2026.07.09
岡谷太鼓まつり
大太鼓は、自分自身と向き合う太鼓
長野県で開催される岡谷太鼓まつり。その最大の見どころは、300人による日本一の揃い打ちです。何百台もの太鼓が一斉に響き渡る光景は圧巻ですが、その中でもひときわ存在感を放つのが「大太鼓」です。岡谷太鼓まつりは、地域活性化を目的として始まり、現在では全国を代表する和太鼓の祭典として親しまれています。
私はこれまで数多くの舞台で大太鼓を打ってきました。しかし、大太鼓は単に大きな音を出す楽器ではありません。
一打一打が、その人の心を映します。
力任せに叩けば音は荒くなり、迷いがあればリズムに現れます。反対に、心が落ち着き、身体全体を使って自然に打ち込めたとき、大太鼓は驚くほど深く、遠くまで響く音を返してくれます。
だからこそ、大太鼓は技術だけでは打ちこなせません。
姿勢、呼吸、重心、そして精神状態。そのすべてが一つになって初めて、本当の一打が生まれます。

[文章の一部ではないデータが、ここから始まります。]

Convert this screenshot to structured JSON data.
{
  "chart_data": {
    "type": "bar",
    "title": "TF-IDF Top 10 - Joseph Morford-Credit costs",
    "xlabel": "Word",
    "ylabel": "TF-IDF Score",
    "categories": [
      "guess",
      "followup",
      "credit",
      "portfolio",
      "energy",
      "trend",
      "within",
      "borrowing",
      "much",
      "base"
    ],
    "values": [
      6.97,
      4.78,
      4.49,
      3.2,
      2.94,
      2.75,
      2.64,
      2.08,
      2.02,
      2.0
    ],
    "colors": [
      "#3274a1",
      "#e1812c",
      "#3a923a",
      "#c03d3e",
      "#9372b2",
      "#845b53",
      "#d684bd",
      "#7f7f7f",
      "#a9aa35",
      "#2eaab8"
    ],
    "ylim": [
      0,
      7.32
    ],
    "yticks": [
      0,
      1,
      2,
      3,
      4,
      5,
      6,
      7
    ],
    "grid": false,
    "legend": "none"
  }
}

岡谷太鼓まつりでは、多くの打ち手が大太鼓に挑みます。その姿は、誰かと競っているようでいて、本当に向き合っている相手は「昨日までの自分」です。
大太鼓は逃げることができません。
身体が鍛えられていなければ最後まで打ち続けることはできず、気持ちが折れれば音も小さくなります。だからこそ、大太鼓は人を育てます。
苦しい時ほど姿勢を正すこと。
力ではなく、身体全体を使うこと。
そして何より、仲間と音を合わせることの大切さ。
大太鼓の一打には、人の生き方が表れます。
岡谷太鼓まつりで響く大太鼓の音は、ただ大きいだけではありません。地域の歴史、受け継がれてきた文化、そして挑戦する打ち手一人ひとりの想いが重なり合い、あの感動を生み出しています。何百人もの揃い打ちは、この祭りを象徴する文化として多くの人を魅了し続けています。
これからも私は、大太鼓を通して「人の心に響く一打」を追い求めていきたいと思います。